Q: The Light has such a dynamic emotional range packed in a very short format. It seems that the set not only had to accommodate swift pacing but also a wide range of moods. Can you talk about this?
Sure. Let’s just take the classrooms as one example. In Zhalarina’s first classroom, we see her in her original school when she was in ROTC, which evokes really strong positive memories for her. So, we kept it very classic – a classic public high school with a warm color palette applied. The colors we used in both classrooms were the actual colors of her different schools.
The second school was the school she was sent to — akin to a private military academy. The real school actually used to be a prison and is quite bleak. The set windows we built for the second classroom are what the windows actually look like. The colors are cool. So the schools themselves each had a mood attached reflected through color, line and costuming.
Q: Was there a lot of intentional symbolism in the lighting or props?
I didn’t work with lighting. Rodney (Art Director) working with Will Salzman (Lighting Director) chose the lighting gels to establish mood and set-up the mood board. Zhalarina gave us details about what her room looked like in high school so the set definitely nods to those details — she loves basketball so we put a basketball net next to the hamper.
The pink and purplish tones of the room, while not Zhalarina’s favorite colors, really help convey mood. Because purple, specifically, is a color that can be really sad or really happy, and because that bedroom was going to have such a big emotional shift happen within it, we needed to pick a color that could carry those two emotions.

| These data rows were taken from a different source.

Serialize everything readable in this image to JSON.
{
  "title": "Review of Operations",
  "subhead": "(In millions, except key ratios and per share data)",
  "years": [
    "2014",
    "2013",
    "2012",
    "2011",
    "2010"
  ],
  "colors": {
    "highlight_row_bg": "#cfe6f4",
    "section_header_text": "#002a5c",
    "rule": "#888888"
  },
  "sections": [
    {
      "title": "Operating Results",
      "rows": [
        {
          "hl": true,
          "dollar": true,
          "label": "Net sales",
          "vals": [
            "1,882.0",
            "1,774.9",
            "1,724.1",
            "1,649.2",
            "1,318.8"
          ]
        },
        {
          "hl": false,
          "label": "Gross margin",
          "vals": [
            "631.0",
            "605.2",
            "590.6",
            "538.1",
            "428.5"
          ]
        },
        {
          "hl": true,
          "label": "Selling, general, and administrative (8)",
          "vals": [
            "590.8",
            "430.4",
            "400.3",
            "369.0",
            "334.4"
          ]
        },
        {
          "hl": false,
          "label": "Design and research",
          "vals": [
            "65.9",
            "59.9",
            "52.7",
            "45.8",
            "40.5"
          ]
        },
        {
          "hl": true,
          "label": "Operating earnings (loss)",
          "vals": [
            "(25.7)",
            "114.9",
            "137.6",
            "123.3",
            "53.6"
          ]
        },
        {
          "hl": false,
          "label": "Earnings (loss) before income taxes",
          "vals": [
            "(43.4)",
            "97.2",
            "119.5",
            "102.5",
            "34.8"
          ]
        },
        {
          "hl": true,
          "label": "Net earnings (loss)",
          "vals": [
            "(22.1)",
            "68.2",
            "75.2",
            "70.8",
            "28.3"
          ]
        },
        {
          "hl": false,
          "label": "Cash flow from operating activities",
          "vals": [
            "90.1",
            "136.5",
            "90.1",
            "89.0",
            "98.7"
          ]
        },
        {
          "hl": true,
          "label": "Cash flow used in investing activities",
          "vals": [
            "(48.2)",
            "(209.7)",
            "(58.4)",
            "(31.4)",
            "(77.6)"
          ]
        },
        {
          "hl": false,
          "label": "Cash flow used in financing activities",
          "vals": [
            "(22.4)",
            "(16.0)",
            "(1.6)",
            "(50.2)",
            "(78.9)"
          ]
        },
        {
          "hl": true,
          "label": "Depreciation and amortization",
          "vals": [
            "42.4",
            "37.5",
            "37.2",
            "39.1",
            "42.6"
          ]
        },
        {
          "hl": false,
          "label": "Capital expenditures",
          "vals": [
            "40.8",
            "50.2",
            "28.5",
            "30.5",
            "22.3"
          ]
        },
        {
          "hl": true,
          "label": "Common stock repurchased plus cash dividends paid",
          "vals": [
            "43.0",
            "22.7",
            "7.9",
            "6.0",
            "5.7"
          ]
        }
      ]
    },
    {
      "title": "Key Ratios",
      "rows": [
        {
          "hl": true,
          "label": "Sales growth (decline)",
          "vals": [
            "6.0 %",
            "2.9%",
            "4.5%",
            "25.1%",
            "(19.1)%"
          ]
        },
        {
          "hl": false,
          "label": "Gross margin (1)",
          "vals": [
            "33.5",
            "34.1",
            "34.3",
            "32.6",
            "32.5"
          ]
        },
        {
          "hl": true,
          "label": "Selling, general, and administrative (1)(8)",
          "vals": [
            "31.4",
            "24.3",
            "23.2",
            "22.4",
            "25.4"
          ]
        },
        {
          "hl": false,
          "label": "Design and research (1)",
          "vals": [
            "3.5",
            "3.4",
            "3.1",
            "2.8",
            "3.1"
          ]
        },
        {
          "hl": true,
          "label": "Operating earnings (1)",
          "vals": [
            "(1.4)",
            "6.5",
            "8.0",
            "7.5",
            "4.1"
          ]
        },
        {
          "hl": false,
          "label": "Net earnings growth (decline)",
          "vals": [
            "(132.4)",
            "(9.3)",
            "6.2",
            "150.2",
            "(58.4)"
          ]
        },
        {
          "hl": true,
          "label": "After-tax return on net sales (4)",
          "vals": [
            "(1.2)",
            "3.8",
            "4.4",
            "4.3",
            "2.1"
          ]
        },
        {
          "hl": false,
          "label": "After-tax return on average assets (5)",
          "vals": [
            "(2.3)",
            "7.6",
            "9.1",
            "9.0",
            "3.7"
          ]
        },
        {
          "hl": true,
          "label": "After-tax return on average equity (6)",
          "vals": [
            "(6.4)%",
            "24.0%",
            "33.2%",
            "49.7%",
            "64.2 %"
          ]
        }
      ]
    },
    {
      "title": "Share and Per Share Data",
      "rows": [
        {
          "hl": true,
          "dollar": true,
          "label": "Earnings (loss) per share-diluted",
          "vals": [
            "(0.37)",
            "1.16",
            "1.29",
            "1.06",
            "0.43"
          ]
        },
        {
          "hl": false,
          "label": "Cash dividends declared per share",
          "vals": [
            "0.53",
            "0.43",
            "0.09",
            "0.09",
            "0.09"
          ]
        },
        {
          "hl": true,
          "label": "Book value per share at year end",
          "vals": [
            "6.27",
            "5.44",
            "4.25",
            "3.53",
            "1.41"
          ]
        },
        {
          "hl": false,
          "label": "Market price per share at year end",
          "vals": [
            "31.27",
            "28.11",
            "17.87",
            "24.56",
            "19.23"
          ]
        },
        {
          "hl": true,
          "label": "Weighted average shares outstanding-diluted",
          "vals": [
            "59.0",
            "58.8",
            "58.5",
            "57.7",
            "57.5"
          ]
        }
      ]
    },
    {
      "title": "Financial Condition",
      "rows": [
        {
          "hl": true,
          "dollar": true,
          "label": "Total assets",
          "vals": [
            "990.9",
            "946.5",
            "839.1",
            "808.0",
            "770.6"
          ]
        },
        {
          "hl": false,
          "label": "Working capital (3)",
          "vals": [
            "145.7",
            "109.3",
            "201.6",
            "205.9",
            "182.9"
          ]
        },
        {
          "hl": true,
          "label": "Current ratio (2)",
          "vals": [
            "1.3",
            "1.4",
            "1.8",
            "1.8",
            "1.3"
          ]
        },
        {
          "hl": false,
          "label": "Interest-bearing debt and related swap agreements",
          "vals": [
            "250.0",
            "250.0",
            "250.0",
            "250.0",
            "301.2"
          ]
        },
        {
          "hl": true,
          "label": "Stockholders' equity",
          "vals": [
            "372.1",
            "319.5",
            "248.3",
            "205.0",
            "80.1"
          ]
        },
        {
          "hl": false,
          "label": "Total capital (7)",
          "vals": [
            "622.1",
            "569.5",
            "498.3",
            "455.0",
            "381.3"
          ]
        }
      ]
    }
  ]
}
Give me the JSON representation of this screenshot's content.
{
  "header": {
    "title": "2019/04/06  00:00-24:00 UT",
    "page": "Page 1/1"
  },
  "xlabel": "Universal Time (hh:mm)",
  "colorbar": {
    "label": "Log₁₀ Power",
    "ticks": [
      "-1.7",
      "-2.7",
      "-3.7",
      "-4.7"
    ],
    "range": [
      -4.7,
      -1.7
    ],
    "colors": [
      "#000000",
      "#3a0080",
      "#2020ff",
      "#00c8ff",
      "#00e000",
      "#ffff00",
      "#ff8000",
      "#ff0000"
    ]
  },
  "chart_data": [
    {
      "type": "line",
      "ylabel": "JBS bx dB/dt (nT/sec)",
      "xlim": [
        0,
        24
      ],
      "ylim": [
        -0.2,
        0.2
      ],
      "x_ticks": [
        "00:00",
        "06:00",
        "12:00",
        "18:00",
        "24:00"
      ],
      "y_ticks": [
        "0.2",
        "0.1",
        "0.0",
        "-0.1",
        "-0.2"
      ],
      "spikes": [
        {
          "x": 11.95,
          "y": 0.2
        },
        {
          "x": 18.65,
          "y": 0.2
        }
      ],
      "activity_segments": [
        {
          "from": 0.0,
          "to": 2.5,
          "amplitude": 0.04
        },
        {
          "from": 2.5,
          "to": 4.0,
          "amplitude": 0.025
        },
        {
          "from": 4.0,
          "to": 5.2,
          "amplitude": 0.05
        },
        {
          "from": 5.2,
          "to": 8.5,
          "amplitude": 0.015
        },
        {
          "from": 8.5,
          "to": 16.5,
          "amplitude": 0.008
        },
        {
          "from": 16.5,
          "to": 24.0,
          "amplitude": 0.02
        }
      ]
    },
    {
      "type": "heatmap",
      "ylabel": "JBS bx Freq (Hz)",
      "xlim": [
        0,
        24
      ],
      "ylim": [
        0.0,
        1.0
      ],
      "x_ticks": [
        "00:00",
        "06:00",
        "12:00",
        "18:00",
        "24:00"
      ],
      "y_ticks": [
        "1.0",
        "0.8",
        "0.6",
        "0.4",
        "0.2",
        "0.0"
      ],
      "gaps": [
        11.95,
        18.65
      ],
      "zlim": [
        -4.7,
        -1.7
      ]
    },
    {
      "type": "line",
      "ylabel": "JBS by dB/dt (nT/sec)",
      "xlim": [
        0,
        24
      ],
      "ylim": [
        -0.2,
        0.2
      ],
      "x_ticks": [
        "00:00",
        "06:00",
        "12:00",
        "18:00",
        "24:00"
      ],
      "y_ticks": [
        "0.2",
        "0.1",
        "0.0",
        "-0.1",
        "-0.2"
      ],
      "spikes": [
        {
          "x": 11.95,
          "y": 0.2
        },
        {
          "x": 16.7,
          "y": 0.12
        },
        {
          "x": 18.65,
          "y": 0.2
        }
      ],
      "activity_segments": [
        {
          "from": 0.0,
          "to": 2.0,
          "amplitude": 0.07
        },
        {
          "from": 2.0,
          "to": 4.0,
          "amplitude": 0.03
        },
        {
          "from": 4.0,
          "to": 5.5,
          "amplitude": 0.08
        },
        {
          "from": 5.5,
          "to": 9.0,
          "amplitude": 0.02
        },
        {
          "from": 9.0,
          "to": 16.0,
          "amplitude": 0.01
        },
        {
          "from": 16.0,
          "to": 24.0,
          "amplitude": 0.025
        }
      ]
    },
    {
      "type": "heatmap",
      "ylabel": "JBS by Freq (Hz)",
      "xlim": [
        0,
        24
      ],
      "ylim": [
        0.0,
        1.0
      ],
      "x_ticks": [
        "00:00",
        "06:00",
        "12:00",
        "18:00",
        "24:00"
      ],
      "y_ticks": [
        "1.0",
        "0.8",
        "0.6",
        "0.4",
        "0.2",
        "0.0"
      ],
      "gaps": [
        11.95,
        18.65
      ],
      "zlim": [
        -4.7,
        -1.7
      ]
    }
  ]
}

Another example is the part where Diji finds a tissue with lipstick on it. Zhalarina herself didn’t wear makeup when she was in high school, but the girl she was seeing did. So we added that prop to motivate the story and move it along. You know, when your mom knows that you don’t wear makeup, and finds something like that, and thinks, “What’s goin’ on?” So, there are a few points within the story that we had to use props to help propel and explain what was happening. Zhalarina’s first love did give her a set of dog tags, so that became a really important prop in the story to track it forward.
Q: What did you love most about working on The Light?
Well, Zhalarina for starters — she is just unlike anyone. She’s so, so kind and positive, clear-headed and easy to collaborate with. She’s phenomenally talented and she faced a huge artistic challenge head-on. I think it’s incredibly important as artists to challenge ourselves to move our work forward.
I think my other favorite part was the Kabuki Drops. That was my first time actually getting to build a set with a Kabuki Drop, using a classic element of theater to help articulate her journey. What’s on those scrolls are Bible verses Zhalarina turned to that she found really helpful during the period of time The Light covers.
Q: What would you want our PBS Wisconsin audience to take away from The Light?
I hope they take away that love — the experience of it — is so intrinsically human — it transcends everything. And heartbreak is universal. And what Zhalarina is portraying here is an exceptionally difficult thing to deal with as a teenager. There’s also this very specific “push-pull” relationship that we have with our parents as we come into adulthood that is painful. When you’re a teenager, you’re at war with your parents but also able to see the various forms of stress they’re under. Zhalarina’s character in the story is sensitive to the pressures on her mother even as she feels Diji’s lack of acceptance. I hope the audience sees in The Light that human relationships, including the relationship with oneself and one’s gifts, are the most important thing.